Additional benefits of the Medtronic Spinal Cord Stimulation Therapy include:

• Technology that is proven to significantly relieve pain for the long term⁵ and help patients get back to the everyday activities they enjoy.⁴
• The opportunity for patients to "test drive" spinal cord stimulation with an external stimulator for a 3 to 10 day trial period during which they can assess how well the therapy relieves their pain during daily activities before committing to long-term therapy.
• RestoreSensor^® SureScan MRI systems feature Medtronic's AdaptiveStim^® technology, which adjusts stimulation automatically.

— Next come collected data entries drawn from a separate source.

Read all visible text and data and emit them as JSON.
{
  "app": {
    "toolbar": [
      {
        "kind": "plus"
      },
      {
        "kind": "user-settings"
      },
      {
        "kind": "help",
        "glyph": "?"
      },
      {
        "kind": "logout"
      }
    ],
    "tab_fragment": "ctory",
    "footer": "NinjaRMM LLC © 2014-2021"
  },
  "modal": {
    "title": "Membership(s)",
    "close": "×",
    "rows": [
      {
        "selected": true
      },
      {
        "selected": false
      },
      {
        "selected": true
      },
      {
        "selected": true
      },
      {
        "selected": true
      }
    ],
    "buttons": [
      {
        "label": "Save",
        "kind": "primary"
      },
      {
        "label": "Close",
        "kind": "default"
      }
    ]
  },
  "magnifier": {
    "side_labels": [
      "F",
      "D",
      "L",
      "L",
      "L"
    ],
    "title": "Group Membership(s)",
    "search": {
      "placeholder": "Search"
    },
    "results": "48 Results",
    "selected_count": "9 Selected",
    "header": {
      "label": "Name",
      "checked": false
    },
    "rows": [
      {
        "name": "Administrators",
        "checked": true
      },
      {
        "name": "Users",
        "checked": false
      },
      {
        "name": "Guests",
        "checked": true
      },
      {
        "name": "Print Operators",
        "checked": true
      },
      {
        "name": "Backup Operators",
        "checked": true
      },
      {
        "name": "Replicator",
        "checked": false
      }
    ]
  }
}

Patients no longer have to use their programmer to make manual adjustments every time they change position.
• Personalization that empowers patients to manage their own pain therapy by adjusting their stimulation within pre-set limits.

About Medtronic

Medtronic plc (www.medtronic.com), headquartered in Dublin, Ireland, is among the world's largest medical technology, services and solutions companies - alleviating pain, restoring health and extending life for millions of people around the world. Medtronic employs more than 85,000 people worldwide, serving physicians, hospitals and patients in approximately 160 countries. The company is focused on collaborating with stakeholders around the world to take healthcare Further, Together.

Any forward-looking statements are subject to risks and uncertainties such as those described in Medtronic's periodic reports on file with the Securities and Exchange Commission. Actual results may differ materially from anticipated results.